Yeni anayasa hedefi ifade edilirken “sivil anayasa” nitelemesinin tartışıldığını gördüğünü söyleyen Mehmet Uçum, “Anayasaların sivil olamayacağı gerekçesiyle sivil anayasa ifadesine itiraz ediliyor. İtiraz sebepleri olarak; kamu ve sivil ayrımı, siyasal toplum (devlet) ve sivil toplum ayrımı gösteriliyor. Ek olarak; sivil ve asker ayrımı, sivil olan ve resmi olan ayrımı da ileri sürülebilir. Ancak tüm bunlara rağmen yeni anayasanın sivil nitelemesi son derece isabetlidir ve Türkiye gerçeğine uygundur” ifadelerini kullandı.
‘ASKERİNİN KARŞISINDA SİVİL VARDIR’
Kavramların kabul edilmiş içeriklerinin her zaman toplumsal, siyasal ve hukuksal olguları açıklamakta yeterli olmadığının altını çizen Cumhurbaşkanı Başdanışmanı, “Gelişen toplumsal ve siyasal süreçler yeni kavramlar üreteceği gibi mevcut kavramlara da yeni içerikler ve yeni anlamlar kazandırır. Kavramların içeriği zaman içinde değişir, gelişir ve zenginleşir. Sivilin köken anlamı askeri olmayan demektir. Askeri olan karşısında sivil olan vardır. Sivilin köken anlamı bu olmakla birlikte; kamusal alan ve sivil alan, resmi olan ve sivil olan, siyasal toplum ve sivil toplum gibi karşıtlıklar da kullanıma girmiştir” dedi.
Bu bağlamda kavramların olgulara bağlı değişen ve gelişen içeriğini hep dikkate almak gerektiğini belirten Mehmet Uçum, “Aksi halde bir kavram şablonculuğu hata kavram fetişizmi ortaya çıkar. Toplumsal ve siyasal pratikler kavram şablonculuğuna sığmaz. Kavramların dogmatik bir şekilde değil dinamik bir yaklaşımla ele alınması gerekir. Bu açıdan yaklaşılınca Türkiyede sivil anayasa nitelemesinin öne çıkmasının nedenlerine bakmak gerekir” sözlerine yer verdi.
Bunun sebebinin 1961 Anayasasının, 1971’de yapılan kapsamlı Anayasa değişiklerinin ve 1982 Anayasasının askeri darbeler ve askeri muhtıra ürünü olması, yani anayasaların yapılmasında askeri iradenin belirleyici olması olduğunu ifade eden Uçum, “Bu nedenle askeri iradenin değil sivil iradenin, yani halkın ve siyasi temsilcilerinin yapacağı anayasa anlamında sivil anayasa nitelemesi öne çıktı. Zaman içinde sadece askeri olan karşıtı değil, demokratik meşruiyeti olmayan seçkinci kurumsal iradeler yerine halkın iradesinin belirleyici olması anlamında sivil anayasa nitelemesi gelişti” değerlendirmesini paylaştı.

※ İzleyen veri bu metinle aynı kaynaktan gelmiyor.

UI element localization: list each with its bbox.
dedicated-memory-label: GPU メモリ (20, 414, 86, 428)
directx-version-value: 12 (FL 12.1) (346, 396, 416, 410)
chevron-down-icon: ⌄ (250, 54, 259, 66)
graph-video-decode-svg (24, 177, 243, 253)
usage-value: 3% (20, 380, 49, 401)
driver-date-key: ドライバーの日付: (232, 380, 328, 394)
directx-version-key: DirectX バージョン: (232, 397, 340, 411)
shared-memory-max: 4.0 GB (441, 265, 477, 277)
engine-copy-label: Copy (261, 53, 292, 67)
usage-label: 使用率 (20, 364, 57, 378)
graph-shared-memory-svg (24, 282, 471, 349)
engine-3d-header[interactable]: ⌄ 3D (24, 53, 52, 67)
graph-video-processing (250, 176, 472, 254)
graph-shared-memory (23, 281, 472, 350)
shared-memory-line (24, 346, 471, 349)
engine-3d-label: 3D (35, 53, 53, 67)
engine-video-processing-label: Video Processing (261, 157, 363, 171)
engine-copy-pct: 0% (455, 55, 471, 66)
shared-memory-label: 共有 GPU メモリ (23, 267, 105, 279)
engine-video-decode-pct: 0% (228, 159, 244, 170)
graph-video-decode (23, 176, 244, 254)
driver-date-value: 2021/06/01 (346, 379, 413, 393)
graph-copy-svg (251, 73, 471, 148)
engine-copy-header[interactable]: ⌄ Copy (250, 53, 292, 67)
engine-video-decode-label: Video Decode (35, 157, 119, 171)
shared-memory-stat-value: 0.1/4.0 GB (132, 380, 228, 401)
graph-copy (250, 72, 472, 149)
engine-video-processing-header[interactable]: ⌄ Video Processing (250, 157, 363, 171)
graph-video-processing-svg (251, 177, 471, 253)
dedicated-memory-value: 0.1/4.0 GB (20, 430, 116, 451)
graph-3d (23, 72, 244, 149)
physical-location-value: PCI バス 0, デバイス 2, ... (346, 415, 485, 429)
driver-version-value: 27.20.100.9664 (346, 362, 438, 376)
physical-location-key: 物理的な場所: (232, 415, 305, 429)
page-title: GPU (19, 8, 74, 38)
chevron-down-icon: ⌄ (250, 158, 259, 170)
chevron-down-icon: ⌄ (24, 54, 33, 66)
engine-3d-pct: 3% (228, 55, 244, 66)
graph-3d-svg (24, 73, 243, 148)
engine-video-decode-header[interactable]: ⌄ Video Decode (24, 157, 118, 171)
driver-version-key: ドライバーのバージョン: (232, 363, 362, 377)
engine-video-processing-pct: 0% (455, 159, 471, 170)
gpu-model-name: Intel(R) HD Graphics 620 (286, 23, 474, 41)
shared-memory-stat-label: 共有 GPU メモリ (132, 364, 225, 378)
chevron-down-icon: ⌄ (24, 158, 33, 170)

‘SİVİL ANAYASA HALKIN ONAYLAMASI DEMEKTİR’
Yeni anayasanın sivil niteliği resminin ya da kamunun karşıtının sivil olması anlamında olmadığını belirten Mehmet Uçum, “Anayasa hukuki bir belge, bir kanun, zaten bu yönüyle sivil belge olması da mümkün değil. Elbette hukuki bir metindir, kamusal ve resmi bir belgedir. Sivillik nitelemesi kurumsal yapıların ve seçkinlerin taleplerine ve iradelerine değil halkın talep ve iradesine göre hazırlanan ve halkın meşru temsilcileri tarafından halkın onayına sunulmak üzere yapılan bir anayasa olmasıyla ilgilidir. Buradaki sivillik devletin dışında olmak değildir. Devletin esaslarını, işleyiş ilkelerini, hak ve özgürlükleri kapsayan anayasanın halk tarafından yapılması demektir” dedi.
Mehmet Uçum, bahsettiği sivilliğin resmiliğin karşıtı değil, bürokratik ve seçkinci iradelerin karşıtı anlamda sivil irade olduğunu belirterek “Sivil iradenin temsilcisi siyaset ve siyasetin en yüksek temsil organı Meclistir. Sivil yeni anayasa, yeni anayasayı olağan Meclisin yapması ve halkın onaylaması demektir. Sonuç olarak sivil yeni anayasa ifadesi anayasının belge niteliğine ve devlete ilişkin işlevine yönelik değildir. Sivil nitelemesi yeni anayasanın yapılmasında halkın ve meşru temsilcilerinin belirleyici irade olması demektir. Özcesi sivil anayasa halkın yapması gereken anayasadır. Yeni anayasa hedefinin anlamı da ‘Halkın Anayasası’na kavuşmaktır” ifadelerini kullandı.